Canarsie residents’ push to get ferry service dates back to at least 2017, when a group of residents began collecting signatures and lobbying their then-City Councilmember Alan Maisel to help them bring water transportation to the southeast Brooklyn neighborhood.

At the time, NYC Ferry was beginning a period of rapid expansion under Mayor Bill de Blasio in which the system’s stops were mostly confined to wealthy, majority white neighborhoods on both sides of the East River.   

Marc Want, a retired engineer who has lived in Canarsie for more than 40 years, said he and some jogging friends got the idea to push for the ferry as they were exercising on the Jamaica Bay waterfront.

“We were just walking around the bay and we didn’t even know there was a ferry going to the Rockaways,” he recalled. “Then we saw one coming across.”

For Want and his neighbors, frustrated by the L train’s formerly nightmarish service disruptions, the ferry seemed like a silver bullet: a way to shorten long and unpredictable commutes to Manhattan for locals, while bringing visitors and their dollars to the neighborhood’s once-bustling pier.

In December of 2017, with assistance from Maisel, the council member, as well as state Senator Roxanne Persaud (D-Brooklyn), Want and other supporters presented 6,000 signatures they had collected to former Mayor Bill de Blasio, who agreed to conduct a feasibility study.
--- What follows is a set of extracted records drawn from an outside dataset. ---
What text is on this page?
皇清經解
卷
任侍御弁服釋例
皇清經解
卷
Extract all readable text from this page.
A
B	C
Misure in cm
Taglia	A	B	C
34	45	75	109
Benjamin Kanter/Mayoral Photography Office

The study estimated that direct ferry service from the Canarsie Pier to Battery Park in Manhattan would take 67 minutes, a commute the EDC claimed was slightly slower than with other modes of public transit.

Want disagreed, noting that in his experience, commuting to Lower Manhattan could easily take between 70 and 90 minutes factoring in transfers and delays. 

“This was a predetermined result. There was no question in mind,” Want said. “They didn’t basically want to give us the ferry.”

Since then, the long commutes for Canarsie residents have only continued. 

An analysis of aggregated commute time data by THE CITY found that just 16% of Canarsie residents can commute to downtown Manhattan in an hour or less on any existing form of mass transit.

‘He Should Know This’

On a windy October afternoon at the Bay View Houses, several residents told THE CITY they would support having a ferry at the Canarsie Pier, which is 10 minutes walking distance from the public housing development.

Bundled up in a black hoodie and a brightly-colored bandana, Shameka Rawlings, a 43-year-old caretaker, said that she’s tired of waiting outside in the cold for delayed buses and could use another option when going out shopping or seeing family and friends.

“[By] the time they pull up, everybody is either late for work or delayed,” said Rawlings. “I don’t know what’s up with these buses, and the trains, forget about it! The trains is a no-go.”

Marlene Campbell, a home health aide walking outside the apartment of one of her clients, told THE CITY she would use the ferry to go “straight to Manhattan,” where her agency is headquartered.

Currently, Cambpell, 52, says she has to take a bus to get to the L train, but the ride is uncomfortable.

“The buses be crowded,” she said. “Very congested.”

Cheryl Boyce, Bay View’s tenant association president, points out that most of the train stations in Canarsie don’t have elevators, making them almost impossible for people like her who use walkers, while a ferry with a ramp entrance could be more accessible.

“So it’s not only benefiting people getting to Manhattan in a hurry, who can use the train but really don’t want to, it benefits your handicapped people as well,” said Boyce, who has lived in Bay View for 67 years.

Asked about the mayor’s inaction on the issue, Boyce said she is still hoping Adams will create a stop in her neighborhood. 

“Him being a former borough president of Brooklyn, he should know what is needed, and what would benefit the economy and everything else by bringing it here,” she said. “He should know this.”